The journalists are waiting for him in the lobby but he has left through a private back door. They want to know what he is thinking and doing at all times, but the orange menace alone knows these things and wants to keep it that way.

The victorious cabinet prospects—the last ones standing—go with him to the restaurant. Mr. Crusher has known his selection for some time, but he wants to test the candidates some more before revealing his decisions. He enjoys keeping them in suspense. The uncertainty of their fate enhances his dominance. They have a hunger to please him that he can see in their eyes. Everyone, absolutely everyone is looking at Mr. Crusher with an expression of fearfilled respect. “This is good,” he thinks. “I like this.”

Mr. Crusher does not read books, he reads people. The man solid as a Saxon substantive, vigour of Anglo verb. He strings along such men into sentences. Such men do his bidding. They are the sub-plot, supporting the arc of his heroic journey, enlarging the cast of minor characters until his life becomes a novel in which all are complicit. Why read the greatest story of all time when you can be that story?

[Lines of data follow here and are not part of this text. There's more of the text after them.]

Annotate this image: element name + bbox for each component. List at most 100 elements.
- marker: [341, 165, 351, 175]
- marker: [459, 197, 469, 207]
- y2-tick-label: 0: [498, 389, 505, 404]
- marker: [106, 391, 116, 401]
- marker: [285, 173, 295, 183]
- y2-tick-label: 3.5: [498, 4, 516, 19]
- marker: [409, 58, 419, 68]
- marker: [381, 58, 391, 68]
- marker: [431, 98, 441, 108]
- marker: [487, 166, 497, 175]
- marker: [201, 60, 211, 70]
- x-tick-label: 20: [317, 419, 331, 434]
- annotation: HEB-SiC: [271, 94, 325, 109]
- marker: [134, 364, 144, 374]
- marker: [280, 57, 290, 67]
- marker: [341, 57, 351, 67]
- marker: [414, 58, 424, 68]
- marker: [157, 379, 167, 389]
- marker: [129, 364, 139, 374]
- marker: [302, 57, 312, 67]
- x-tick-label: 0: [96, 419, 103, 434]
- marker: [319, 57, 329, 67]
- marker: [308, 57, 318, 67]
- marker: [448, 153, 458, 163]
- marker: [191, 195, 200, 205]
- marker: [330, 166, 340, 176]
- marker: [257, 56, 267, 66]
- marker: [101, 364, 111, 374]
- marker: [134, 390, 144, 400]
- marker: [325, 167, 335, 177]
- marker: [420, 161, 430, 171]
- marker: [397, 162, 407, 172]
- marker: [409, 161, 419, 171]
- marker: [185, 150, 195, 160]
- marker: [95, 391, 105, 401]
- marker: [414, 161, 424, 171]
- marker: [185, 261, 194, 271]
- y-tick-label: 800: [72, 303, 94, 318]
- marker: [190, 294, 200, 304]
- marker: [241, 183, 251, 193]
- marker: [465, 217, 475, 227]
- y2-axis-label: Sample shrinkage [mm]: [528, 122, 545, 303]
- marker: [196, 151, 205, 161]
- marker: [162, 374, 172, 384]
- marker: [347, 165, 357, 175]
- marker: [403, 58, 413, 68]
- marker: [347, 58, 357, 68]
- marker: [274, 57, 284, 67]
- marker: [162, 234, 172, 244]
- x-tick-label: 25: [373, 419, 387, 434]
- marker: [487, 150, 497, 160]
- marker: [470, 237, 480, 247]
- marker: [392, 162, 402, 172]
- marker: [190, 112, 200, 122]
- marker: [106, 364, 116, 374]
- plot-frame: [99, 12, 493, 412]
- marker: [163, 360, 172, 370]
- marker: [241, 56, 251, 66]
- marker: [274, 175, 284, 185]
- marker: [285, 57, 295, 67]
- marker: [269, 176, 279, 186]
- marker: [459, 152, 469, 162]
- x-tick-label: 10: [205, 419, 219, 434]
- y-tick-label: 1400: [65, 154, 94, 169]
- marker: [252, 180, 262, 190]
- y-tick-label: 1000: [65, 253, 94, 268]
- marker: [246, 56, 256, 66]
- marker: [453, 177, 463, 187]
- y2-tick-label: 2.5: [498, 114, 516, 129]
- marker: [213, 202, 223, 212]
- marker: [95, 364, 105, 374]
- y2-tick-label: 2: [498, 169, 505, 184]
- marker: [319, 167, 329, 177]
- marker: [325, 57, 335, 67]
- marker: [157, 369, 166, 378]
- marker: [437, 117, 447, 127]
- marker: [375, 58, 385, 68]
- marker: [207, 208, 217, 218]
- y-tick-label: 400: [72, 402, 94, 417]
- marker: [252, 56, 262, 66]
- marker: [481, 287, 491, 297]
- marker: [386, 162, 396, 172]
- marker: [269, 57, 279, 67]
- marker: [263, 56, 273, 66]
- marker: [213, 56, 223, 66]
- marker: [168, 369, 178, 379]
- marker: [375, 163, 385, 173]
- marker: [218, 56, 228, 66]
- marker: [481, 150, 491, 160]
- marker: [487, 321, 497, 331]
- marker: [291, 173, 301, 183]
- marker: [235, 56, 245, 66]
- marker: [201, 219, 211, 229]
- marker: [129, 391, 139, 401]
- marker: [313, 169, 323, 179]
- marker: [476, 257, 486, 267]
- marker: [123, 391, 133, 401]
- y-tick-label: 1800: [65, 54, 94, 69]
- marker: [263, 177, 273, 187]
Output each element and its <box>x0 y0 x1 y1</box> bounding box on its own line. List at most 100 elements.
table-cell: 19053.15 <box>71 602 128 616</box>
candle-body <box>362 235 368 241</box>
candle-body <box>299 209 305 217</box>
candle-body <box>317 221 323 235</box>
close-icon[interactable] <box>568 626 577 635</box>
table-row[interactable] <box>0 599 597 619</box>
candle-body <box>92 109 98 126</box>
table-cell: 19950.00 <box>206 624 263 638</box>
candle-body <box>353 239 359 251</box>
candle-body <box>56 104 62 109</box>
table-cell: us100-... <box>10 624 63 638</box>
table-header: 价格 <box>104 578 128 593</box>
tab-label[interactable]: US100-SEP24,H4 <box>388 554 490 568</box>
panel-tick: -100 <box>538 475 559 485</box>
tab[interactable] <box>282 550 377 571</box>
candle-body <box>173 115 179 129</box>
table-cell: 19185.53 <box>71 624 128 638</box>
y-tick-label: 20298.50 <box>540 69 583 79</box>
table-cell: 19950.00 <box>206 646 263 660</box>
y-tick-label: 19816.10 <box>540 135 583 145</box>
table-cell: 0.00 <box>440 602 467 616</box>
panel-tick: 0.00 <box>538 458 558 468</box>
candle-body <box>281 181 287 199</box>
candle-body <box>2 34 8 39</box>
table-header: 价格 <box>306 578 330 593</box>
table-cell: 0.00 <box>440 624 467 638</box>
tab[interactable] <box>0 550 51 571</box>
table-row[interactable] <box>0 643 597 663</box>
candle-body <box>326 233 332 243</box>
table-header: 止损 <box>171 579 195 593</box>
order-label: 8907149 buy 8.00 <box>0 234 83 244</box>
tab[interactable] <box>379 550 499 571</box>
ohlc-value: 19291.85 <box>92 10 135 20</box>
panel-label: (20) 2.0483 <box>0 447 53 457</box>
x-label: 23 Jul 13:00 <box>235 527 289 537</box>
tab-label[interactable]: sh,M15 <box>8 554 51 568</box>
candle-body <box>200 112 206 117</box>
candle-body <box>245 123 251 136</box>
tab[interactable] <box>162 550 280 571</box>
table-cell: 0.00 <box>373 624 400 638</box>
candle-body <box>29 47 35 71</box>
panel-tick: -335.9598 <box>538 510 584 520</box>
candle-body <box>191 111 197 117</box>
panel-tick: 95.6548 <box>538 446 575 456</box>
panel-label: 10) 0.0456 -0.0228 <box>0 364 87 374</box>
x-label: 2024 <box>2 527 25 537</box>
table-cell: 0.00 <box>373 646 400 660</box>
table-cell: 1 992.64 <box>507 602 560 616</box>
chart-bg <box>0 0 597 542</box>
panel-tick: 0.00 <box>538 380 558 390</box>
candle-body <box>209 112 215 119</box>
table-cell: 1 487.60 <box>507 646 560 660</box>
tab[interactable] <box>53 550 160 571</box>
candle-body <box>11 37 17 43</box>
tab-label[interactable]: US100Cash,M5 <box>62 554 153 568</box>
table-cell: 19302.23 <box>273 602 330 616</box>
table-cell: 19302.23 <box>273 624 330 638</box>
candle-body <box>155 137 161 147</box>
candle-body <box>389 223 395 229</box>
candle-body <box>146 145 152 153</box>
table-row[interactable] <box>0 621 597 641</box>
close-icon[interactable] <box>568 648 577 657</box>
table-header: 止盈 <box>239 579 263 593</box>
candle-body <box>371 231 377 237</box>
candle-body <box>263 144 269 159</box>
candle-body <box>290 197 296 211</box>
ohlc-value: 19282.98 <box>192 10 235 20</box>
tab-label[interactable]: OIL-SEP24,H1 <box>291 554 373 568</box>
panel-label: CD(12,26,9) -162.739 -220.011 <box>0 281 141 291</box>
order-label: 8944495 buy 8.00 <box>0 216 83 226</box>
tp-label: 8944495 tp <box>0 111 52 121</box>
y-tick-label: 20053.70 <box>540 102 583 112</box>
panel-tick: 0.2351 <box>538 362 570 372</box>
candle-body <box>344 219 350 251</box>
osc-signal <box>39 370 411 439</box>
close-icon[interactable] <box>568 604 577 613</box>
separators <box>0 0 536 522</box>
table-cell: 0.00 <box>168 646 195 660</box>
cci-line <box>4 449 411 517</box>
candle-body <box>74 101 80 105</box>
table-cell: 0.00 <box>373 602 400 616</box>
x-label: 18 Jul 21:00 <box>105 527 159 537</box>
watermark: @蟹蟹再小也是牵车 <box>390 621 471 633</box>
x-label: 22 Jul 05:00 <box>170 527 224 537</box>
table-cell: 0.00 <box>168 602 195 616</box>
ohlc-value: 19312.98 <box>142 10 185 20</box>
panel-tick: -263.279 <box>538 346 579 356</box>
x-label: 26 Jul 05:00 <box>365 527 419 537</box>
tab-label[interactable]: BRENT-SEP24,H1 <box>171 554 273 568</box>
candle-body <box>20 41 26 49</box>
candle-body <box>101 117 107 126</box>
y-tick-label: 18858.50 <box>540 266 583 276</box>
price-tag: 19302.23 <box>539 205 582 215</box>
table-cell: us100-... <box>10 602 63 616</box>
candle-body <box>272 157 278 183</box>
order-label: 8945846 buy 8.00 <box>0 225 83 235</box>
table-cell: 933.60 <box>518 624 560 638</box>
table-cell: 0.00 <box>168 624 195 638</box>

He looks first and foremost for loyalty. He knows who will follow him to the margin of the cosmos, through wind and fire, and never ask Where are we going? He knows who will applaud his every action, never once objecting. He looks second for steel, ruthlessness, masculine vigor. Yes, a woman can be masculine, and indeed this is what Mr. Crusher demands of all who will serve him. The candidates know that without the orange menace they are nothing. The orange menace knows that the candidates worship power, and that on his behalf they will break the knees that need to be broken, feeling no pang of compunction.

Mr. Crusher hungers for his first meal of the day. He orders a Virgin Bloody Mary, a cheese burger, and french fries. When the burger arrives he denudes it of its bun and coats it in a viscid turd of ketchup devouring the lot with knife and fork.
– “You’ve all cleaned up nicely,” he says to the victors.
– “Thank-you, Mr. President,” they reply.
Soon they won’t have to eat like this, in a restaurant that barely reflects him, that hasn’t so much as hung a measly photo of him on the wall.
The orange menace has a plan. They don’t know what it is—yet—but when they do they will say Yes, Mr. President. Whatever it is, they will say Yes. They will do his bidding, with zeal, only ever saying “Yes, Mr. President, Yes.”